🤖 AI Summary
This study addresses the critical challenge of acoustic noise degrading the reliability of emotion recognition and voice pathology detection in medical speech analysis. It presents the first systematic evaluation of the robustness of quantum convolutional neural networks (QNNs) under non-adversarial acoustic distortions, benchmarking their performance against classical CNN architectures—including CNN-Base, ResNet-18, and VGG-16—under a clean-training/noisy-testing paradigm. The experiments encompass four types of perturbations and are assessed using metrics such as classification error (CE), mean CE (mCE), and convergence speed. Results demonstrate that a shallow entangled quantum front-end significantly enhances noise resilience: under pitch, temporal, and speaking-rate perturbations, the QNN reduces error rates by up to 22% compared to CNN-Base and achieves up to sixfold faster convergence. However, it remains relatively sensitive to Gaussian noise.
📝 Abstract
Speech-based machine learning systems are sensitive to noise, complicating reliable deployment in emotion recognition and voice pathology detection.
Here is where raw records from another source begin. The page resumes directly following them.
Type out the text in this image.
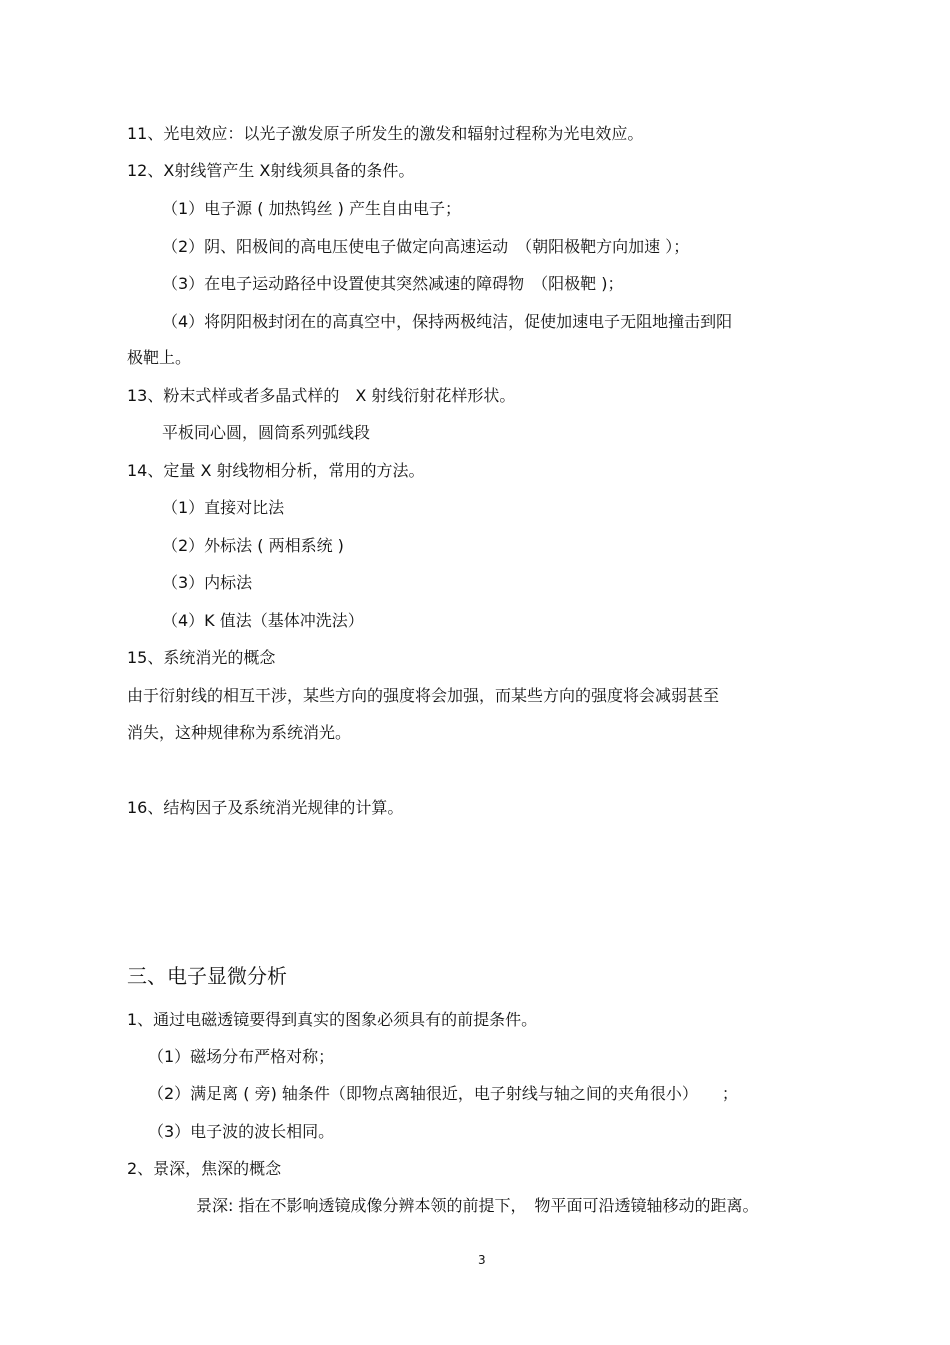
11、光电效应：以光子激发原子所发生的激发和辐射过程称为光电效应。
12、X射线管产生 X射线须具备的条件。
（1）电子源 ( 加热钨丝 ) 产生自由电子；
（2）阴、阳极间的高电压使电子做定向高速运动　（朝阳极靶方向加速 ）；
（3）在电子运动路径中设置使其突然减速的障碍物　（阳极靶 )；
（4）将阴阳极封闭在的高真空中，保持两极纯洁，促使加速电子无阻地撞击到阳
极靶上。
13、粉末式样或者多晶式样的　X 射线衍射花样形状。
平板同心圆，圆筒系列弧线段
14、定量 X 射线物相分析，常用的方法。
（1）直接对比法
（2）外标法 ( 两相系统 )
（3）内标法
（4）K 值法（基体冲洗法）
15、系统消光的概念
由于衍射线的相互干涉，某些方向的强度将会加强，而某些方向的强度将会减弱甚至
消失，这种规律称为系统消光。
16、结构因子及系统消光规律的计算。
三、电子显微分析
1、通过电磁透镜要得到真实的图象必须具有的前提条件。
（1）磁场分布严格对称；
（2）满足离 ( 旁) 轴条件（即物点离轴很近，电子射线与轴之间的夹角很小）　　；
（3）电子波的波长相同。
2、景深，焦深的概念
景深: 指在不影响透镜成像分辨本领的前提下，　物平面可沿透镜轴移动的距离。
3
We evaluate the robustness of a hybrid quantum machine learning model, quanvolutional neural networks (QNNs) against classical convolutional neural networks (CNNs) under four acoustic corruptions (Gaussian noise, pitch shift, temporal shift, and speed variation) in a clean-train/corrupted-test regime. Using AVFAD (voice pathology) and TESS (speech emotion), we compare three QNN models (Random, Basic, Strongly) to a simple CNN baseline (CNN-Base), ResNet-18 and VGG-16 using accuracy and corruption metrics (CE, mCE, RCE, RmCE), and analyze architectural factors (circuit complexity or depth, convergence) alongside per-emotion robustness. QNNs generally outperform the CNN-Base under pitch shift, temporal shift, and speed variation (up to 22% lower CE/RCE at severe temporal shift), while the CNN-Base remains more resilient to Gaussian noise. Among quantum circuits, QNN-Basic achieves the best overall robustness on AVFAD, and QNN-Random performs strongest on TESS. Emotion-wise, fear is most robust (80-90% accuracy under severe corruptions), neutral can collapse under strong Gaussian noise (5.5% accuracy), and happy is most vulnerable to pitch, temporal, and speed distortions. QNNs also converge up to six times faster than the CNN-Base. To our knowledge, this is a systematic study of QNN robustness for speech under common non-adversarial acoustic corruptions, indicating that shallow entangling quantum front-ends can improve noise resilience while sensitivity to additive noise remains a challenge.